NamasteNancy: We all had made this recipe together at least three or four times. I thought she knew how it went! But apparently she was busying herself opening the champagne.

Michelle: Yeah, well, thanks. It doesn't feel good, but being used feels worse.

Zoomie: Heh. I gots lots more stories! ;)

Lannae: If I had volunteered to go to her house and cook the food, she'd have gladly accepted... and she'd still not have learned how to make it.

Heather: The best result of not calling her back was her eventual disappearance!

Stacie: Would you believe this event happened pre-Google? Eep!

nelson_lamp: She was welcome to the recipe. I just refused to sit there and chatter it to an answering machine; the ultimate indignity.

Catherine said...

makes me think there should be an cooking/life lessons anthology with this story in it.

Rachel said...

My rule of thumb, other than, don't intentionally cut the bagel toward your throat is: if you can dance, you can "end up in the muscled arms of a blond plumber" so to speak. But I'm with ya, I wouldn't have assumed that if you can $%^& you can cook.
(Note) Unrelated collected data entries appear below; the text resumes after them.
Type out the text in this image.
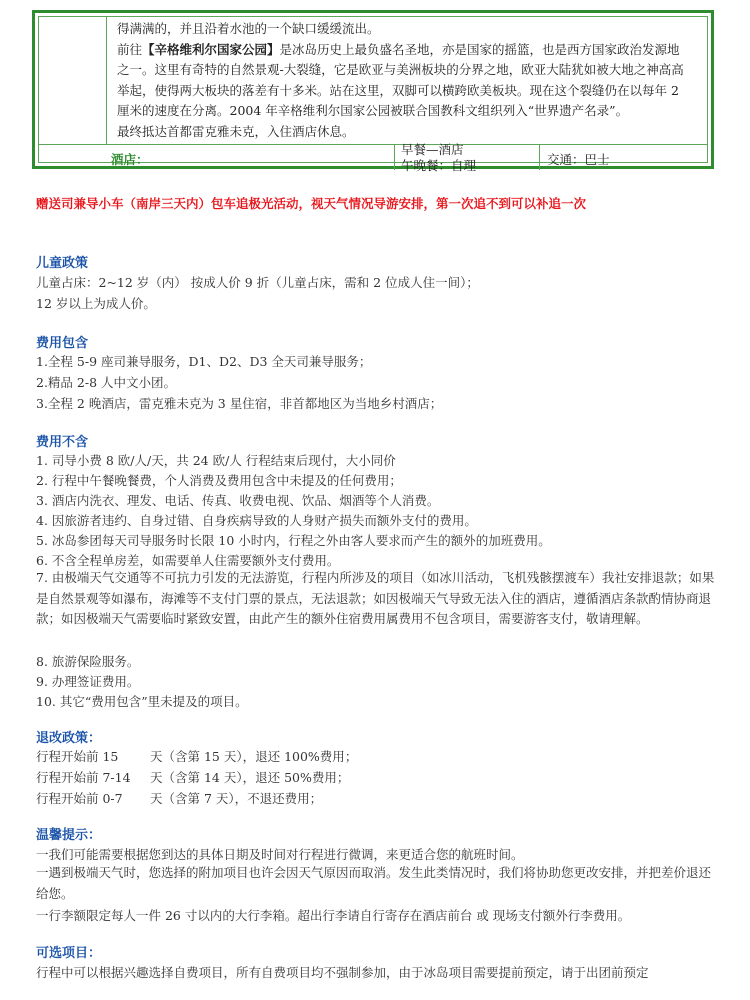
得满满的，并且沿着水池的一个缺口缓缓流出。

前往【辛格维利尔国家公园】是冰岛历史上最负盛名圣地，亦是国家的摇篮，也是西方国家政治发源地

之一。这里有奇特的自然景观-大裂缝，它是欧亚与美洲板块的分界之地，欧亚大陆犹如被大地之神高高

举起，使得两大板块的落差有十多米。站在这里，双脚可以横跨欧美板块。现在这个裂缝仍在以每年 2

厘米的速度在分离。2004 年辛格维利尔国家公园被联合国教科文组织列入“世界遗产名录”。

最终抵达首都雷克雅未克，入住酒店休息。

酒店：
早餐—酒店
午晚餐：自理	交通：巴士
赠送司兼导小车（南岸三天内）包车追极光活动，视天气情况导游安排，第一次追不到可以补追一次
儿童政策
儿童占床：2~12 岁（内） 按成人价 9 折（儿童占床，需和 2 位成人住一间）；
12 岁以上为成人价。
费用包含
1.全程 5-9 座司兼导服务，D1、D2、D3 全天司兼导服务；
2.精品 2-8 人中文小团。
3.全程 2 晚酒店，雷克雅未克为 3 星住宿，非首都地区为当地乡村酒店；
费用不含
1. 司导小费 8 欧/人/天，共 24 欧/人 行程结束后现付，大小同价
2. 行程中午餐晚餐费，个人消费及费用包含中未提及的任何费用；
3. 酒店内洗衣、理发、电话、传真、收费电视、饮品、烟酒等个人消费。
4. 因旅游者违约、自身过错、自身疾病导致的人身财产损失而额外支付的费用。
5. 冰岛参团每天司导服务时长限 10 小时内，行程之外由客人要求而产生的额外的加班费用。
6. 不含全程单房差，如需要单人住需要额外支付费用。
7. 由极端天气交通等不可抗力引发的无法游览，行程内所涉及的项目（如冰川活动，飞机残骸摆渡车）我社安排退款；如果是自然景观等如瀑布，海滩等不支付门票的景点，无法退款；如因极端天气导致无法入住的酒店，遵循酒店条款酌情协商退款；如因极端天气需要临时紧致安置，由此产生的额外住宿费用属费用不包含项目，需要游客支付，敬请理解。
8. 旅游保险服务。
9. 办理签证费用。
10. 其它“费用包含”里未提及的项目。
退改政策：
行程开始前 15	天（含第 15 天），退还 100%费用；
行程开始前 7-14 天（含第 14 天），退还 50%费用；
行程开始前 0-7 天（含第 7 天），不退还费用；
温馨提示：
一我们可能需要根据您到达的具体日期及时间对行程进行微调，来更适合您的航班时间。
一遇到极端天气时，您选择的附加项目也许会因天气原因而取消。发生此类情况时，我们将协助您更改安排，并把差价退还给您。
一行李额限定每人一件 26 寸以内的大行李箱。超出行李请自行寄存在酒店前台 或 现场支付额外行李费用。
可选项目：
行程中可以根据兴趣选择自费项目，所有自费项目均不强制参加，由于冰岛项目需要提前预定，请于出团前预定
Leave her hanging- she'll crumble like withered fruit on his vine when he realizes she can't find a way to his heart through his stomach!

-The Creatrix

Passionate Eater said...

Just direct her to a great recipe source: "Google." But Cookie, there are times though that I want to call you up and leave messages on your answering machine for recipes!

Alice Q. said...

I think the most offensive part of this is the "leave it on my answering machine" - no pretense of even wanting to talk or caring what you're up to, just wanting the recipe - and like you said, not caring about the indignity of having you leave it on the machine. I don't talk to those people anymore either.